Summary

Utopia is a crescent-shaped island country, 500 miles long and 200 miles wide. In the crescent’s curve, large underwater rocks protect a harbor from attack. Utopia had once been connected to the mainland, but when a man named Utopus conquered and civilized the barbarian inhabitants, he made them dig a canal to turn Utopia into an island.

Utopia consists of fifty-four cities, with the capital, Amaurot, in the center. Every year, each city sends three wise old men to Amaurot to discuss matters that affect Utopia. In the countryside, groups called “families” occupy and work the farmland for two-year periods, producing enough food to sustain the entire country. A “family” consists of forty male and female workers, two slaves, and a leader, or phylarch. Twenty people each year return to the cities and are replaced by twenty new people. If a city has a surplus, it shares that surplus with neighboring cities.
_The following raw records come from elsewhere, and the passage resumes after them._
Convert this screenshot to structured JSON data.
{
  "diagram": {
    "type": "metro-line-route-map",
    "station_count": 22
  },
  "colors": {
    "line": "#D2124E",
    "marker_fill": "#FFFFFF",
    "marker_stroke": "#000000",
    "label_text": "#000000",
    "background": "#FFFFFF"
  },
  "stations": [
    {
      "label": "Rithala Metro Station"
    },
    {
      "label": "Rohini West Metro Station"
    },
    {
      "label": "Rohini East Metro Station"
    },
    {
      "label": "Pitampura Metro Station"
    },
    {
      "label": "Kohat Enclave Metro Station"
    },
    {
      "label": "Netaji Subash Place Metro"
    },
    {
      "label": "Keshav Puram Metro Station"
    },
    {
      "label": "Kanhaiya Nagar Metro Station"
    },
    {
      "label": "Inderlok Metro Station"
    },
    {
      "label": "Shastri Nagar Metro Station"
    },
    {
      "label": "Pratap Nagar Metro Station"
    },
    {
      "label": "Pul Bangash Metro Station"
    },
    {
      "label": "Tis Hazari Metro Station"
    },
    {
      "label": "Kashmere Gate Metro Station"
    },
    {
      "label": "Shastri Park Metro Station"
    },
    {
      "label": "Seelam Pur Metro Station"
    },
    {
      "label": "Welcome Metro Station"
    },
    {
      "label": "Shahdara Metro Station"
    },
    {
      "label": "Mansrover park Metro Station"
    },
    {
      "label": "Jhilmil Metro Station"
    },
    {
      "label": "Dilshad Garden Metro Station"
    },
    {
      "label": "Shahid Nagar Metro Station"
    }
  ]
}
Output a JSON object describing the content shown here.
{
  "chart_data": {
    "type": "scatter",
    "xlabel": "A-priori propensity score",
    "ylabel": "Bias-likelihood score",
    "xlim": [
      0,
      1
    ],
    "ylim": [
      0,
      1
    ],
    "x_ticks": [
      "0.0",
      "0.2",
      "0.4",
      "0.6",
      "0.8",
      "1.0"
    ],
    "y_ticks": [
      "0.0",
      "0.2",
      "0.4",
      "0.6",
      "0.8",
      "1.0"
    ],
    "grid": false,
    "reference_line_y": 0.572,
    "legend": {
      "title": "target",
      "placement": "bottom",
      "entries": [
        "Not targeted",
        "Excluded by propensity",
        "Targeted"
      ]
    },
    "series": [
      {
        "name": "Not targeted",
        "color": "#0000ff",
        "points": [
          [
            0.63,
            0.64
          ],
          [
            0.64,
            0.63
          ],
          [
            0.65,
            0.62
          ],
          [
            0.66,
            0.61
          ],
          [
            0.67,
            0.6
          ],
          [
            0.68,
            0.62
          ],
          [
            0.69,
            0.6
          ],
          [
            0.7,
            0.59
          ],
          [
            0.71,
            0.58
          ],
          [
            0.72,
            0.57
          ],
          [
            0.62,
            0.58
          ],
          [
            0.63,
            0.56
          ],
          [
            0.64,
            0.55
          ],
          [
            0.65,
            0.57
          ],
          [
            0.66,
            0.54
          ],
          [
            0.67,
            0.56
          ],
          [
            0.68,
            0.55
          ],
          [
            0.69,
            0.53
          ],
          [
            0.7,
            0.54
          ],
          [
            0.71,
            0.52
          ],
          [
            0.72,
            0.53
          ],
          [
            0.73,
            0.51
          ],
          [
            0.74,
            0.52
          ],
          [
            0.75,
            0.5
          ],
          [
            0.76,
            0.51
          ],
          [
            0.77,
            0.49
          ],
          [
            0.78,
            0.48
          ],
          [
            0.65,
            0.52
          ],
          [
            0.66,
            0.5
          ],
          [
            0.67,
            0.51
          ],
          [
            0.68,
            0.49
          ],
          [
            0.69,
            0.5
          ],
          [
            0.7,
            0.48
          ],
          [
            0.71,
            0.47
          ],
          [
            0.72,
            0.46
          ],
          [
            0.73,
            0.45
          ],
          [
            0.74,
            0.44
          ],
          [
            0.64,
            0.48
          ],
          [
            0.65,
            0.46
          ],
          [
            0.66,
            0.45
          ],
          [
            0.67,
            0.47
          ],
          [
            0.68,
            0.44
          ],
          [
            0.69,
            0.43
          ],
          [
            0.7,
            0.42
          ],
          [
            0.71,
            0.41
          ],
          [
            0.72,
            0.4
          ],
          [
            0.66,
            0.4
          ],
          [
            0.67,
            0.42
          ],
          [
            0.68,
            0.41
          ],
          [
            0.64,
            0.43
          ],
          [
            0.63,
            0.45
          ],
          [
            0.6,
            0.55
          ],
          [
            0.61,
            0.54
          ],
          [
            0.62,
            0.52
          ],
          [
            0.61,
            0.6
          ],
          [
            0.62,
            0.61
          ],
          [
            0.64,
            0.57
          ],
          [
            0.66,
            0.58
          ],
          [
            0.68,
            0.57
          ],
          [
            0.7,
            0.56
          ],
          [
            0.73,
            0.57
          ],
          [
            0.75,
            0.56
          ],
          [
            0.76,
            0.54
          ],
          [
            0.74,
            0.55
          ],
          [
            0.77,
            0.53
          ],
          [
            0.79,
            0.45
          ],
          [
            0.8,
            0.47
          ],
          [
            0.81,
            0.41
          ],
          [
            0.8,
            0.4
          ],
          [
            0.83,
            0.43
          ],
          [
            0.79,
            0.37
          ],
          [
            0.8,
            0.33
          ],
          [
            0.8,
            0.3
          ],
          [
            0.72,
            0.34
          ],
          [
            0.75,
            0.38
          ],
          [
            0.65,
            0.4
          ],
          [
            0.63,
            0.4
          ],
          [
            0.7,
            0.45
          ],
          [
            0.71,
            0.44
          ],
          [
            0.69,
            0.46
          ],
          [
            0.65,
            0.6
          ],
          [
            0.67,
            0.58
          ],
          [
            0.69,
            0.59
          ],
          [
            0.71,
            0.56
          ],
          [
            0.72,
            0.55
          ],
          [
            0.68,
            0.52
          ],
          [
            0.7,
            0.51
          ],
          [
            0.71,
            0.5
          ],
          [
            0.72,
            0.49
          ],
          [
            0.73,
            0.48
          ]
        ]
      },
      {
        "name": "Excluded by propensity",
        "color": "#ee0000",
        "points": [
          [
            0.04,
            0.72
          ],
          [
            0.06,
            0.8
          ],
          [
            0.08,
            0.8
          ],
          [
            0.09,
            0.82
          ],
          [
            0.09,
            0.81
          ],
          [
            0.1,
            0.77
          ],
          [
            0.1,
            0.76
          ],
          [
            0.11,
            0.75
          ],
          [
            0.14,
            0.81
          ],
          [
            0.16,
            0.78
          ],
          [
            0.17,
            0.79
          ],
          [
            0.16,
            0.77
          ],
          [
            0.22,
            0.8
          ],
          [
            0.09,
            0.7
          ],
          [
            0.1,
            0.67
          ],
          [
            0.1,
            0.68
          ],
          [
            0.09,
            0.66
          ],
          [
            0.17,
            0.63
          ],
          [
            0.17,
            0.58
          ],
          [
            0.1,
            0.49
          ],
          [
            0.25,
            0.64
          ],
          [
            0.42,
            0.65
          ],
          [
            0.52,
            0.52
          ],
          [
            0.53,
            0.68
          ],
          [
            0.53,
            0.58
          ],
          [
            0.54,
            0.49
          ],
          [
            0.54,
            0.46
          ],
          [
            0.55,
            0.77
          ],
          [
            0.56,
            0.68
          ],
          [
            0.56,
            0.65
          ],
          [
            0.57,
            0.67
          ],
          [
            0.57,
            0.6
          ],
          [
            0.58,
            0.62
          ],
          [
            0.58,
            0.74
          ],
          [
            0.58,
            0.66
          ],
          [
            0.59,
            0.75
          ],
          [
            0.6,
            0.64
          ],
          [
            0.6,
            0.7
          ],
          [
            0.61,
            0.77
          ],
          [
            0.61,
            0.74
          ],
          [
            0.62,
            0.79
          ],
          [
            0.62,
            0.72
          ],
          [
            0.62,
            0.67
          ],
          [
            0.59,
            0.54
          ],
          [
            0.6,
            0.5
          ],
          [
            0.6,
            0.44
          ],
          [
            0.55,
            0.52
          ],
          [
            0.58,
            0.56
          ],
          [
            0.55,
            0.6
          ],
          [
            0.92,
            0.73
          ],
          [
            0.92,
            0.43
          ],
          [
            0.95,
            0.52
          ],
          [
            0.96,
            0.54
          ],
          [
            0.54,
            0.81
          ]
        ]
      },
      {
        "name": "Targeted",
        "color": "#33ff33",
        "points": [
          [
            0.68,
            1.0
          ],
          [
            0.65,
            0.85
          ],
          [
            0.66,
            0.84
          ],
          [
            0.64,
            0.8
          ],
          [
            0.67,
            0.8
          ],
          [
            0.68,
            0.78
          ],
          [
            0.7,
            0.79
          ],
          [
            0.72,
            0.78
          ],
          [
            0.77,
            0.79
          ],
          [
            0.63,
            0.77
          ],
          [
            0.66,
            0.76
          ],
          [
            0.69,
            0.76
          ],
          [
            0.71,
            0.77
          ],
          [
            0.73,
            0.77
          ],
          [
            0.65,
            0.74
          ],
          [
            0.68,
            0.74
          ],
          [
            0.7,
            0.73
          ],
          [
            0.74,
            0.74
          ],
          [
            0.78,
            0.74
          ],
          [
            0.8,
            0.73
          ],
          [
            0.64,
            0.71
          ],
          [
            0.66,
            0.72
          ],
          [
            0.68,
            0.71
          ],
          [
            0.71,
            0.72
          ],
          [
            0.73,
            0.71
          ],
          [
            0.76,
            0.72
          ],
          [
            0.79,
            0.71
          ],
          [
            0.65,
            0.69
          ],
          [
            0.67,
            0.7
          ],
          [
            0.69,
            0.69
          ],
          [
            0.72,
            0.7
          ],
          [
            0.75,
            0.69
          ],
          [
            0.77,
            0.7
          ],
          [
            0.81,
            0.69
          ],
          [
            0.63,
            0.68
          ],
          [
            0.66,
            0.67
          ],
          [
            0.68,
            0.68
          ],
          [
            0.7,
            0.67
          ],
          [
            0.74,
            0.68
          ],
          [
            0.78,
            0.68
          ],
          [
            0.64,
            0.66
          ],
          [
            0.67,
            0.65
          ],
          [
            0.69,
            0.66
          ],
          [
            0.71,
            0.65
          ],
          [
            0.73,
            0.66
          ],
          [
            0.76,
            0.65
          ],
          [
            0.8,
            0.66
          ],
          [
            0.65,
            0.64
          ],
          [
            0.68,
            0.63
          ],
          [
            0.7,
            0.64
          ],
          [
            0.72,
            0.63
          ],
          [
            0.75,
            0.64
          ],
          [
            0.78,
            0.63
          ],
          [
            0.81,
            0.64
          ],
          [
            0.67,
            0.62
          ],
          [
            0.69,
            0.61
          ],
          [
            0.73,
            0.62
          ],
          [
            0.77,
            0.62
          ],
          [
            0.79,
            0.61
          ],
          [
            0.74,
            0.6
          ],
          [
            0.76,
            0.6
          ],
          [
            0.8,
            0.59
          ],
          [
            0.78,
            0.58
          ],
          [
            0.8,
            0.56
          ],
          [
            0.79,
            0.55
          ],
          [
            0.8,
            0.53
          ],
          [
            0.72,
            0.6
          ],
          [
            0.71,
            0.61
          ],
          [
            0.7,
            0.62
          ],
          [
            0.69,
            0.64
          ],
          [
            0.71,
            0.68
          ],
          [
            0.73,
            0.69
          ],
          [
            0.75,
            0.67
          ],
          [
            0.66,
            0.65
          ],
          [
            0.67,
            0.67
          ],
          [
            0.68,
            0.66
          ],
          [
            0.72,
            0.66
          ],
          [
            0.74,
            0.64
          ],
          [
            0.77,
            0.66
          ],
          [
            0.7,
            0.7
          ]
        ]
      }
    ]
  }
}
“Their Cities, Especially Amaurot”

Hythloday says that all the cities of Utopia look about the same, and he describes Amaurot to give a general impression of the others. Amaurot is a walled city of two square miles, surrounded by thorn-filled trenches on three sides and the river Anyder on the fourth. Uniform houses, which citizens trade every ten years, line wide streets. Because private property does not exist, people leave their doors unlocked and roam wherever they wish. All houses have gardens.

Each year, each group of thirty families elects a representative leader called a syphogrant. Groups of ten syphogrants in turn elect a tranibor, and the 200 syphogrants elect the prince. The tranibors, with rotating representatives of the syphogrants, meet secretly with the prince to manage the commonwealth’s affairs. To prevent corruption, the council must discuss legislation on at least three separate days, and members are prohibited from discussing political matters outside of the council meeting or they face the death penalty.

Analysis

The first descriptions of Utopia seem to suggest a cautious reading of Utopian practices. The translation of Utopia, a word of Greek origin, suggests both “good place” and “no place,” and Anyder, the name of the river running through the capital, means “no water.” Utopia, in other words, is a fantasy. Many details in Hythloday’s account are unrealistic, such as the fact that Utopia could have evolved from barbarism into a perfect civilization virtually overnight. By drawing attention to Utopia’s unreality, the author More seems to imply that the seemingly superior elements of this society cannot simply be adopted into actual society. At the same time, he does seem to encourage comparisons between Utopia and the real world. Utopia, despite its many fantastical elements, in many ways resembles More’s England. Amaurot, for example, closely follows London in its basic layout. We may be tempted to conclude that More really does believe that Utopia provides a viable model for the real world and that he treats his own ideas as absurdities because they are so radical and subversive of the status quo. On the other hand, More’s point may be that Utopia truly is unrealistic and fanciful but that we can gain insight into the real world by comparison.

By describing the agricultural practices and layout of the cities, Hythloday reveals some of the main principles governing Utopian life. Utopia is a cooperative society of shared resources, and citizens work together to better the whole. No private property exists, and Utopians enforce the absence of status differences and materialism through strict uniformity. This vision of equality and communalism foreshadows the socialist and communist visions that were to emerge centuries after More—many readers have seen Utopia as a precursor to Marx and Engels’s Communist Manifesto. Modern readers, remembering nightmarish twentieth-century totalitarian regimes, may see an inhuman authoritarianism in the Utopians’ insistence on equality through uniformity. However, some of More’s contemporaries might have believed just the opposite. For them, outward conformity was liberating, since clothing and lifestyle in sixteenth-century England reflected the rigid class system.

The government and agricultural practices Hythloday describes in these sections are admirable models, but they are very far removed from the realities of More’s world. The system of government in Utopia is a representative democracy with built-in protections to ensure transparency and the rule of law, a form of government very different from the politics of More’s England. English politics, and European politics in general, were rife with corruption and power struggles. Parliaments existed, but the vast majority of the population had no say in government. Not for another 300 years would commoners be allowed to vote on their government. The idea of a communal method of agricultural work is similarly radical. In England and Europe, agricultural work was an occupation for the poor, disdained by those with any wealth or station. In Utopia, those class distinctions blur since working on the land is a necessary part of life. Utopians view the land as something to be worked, not owned.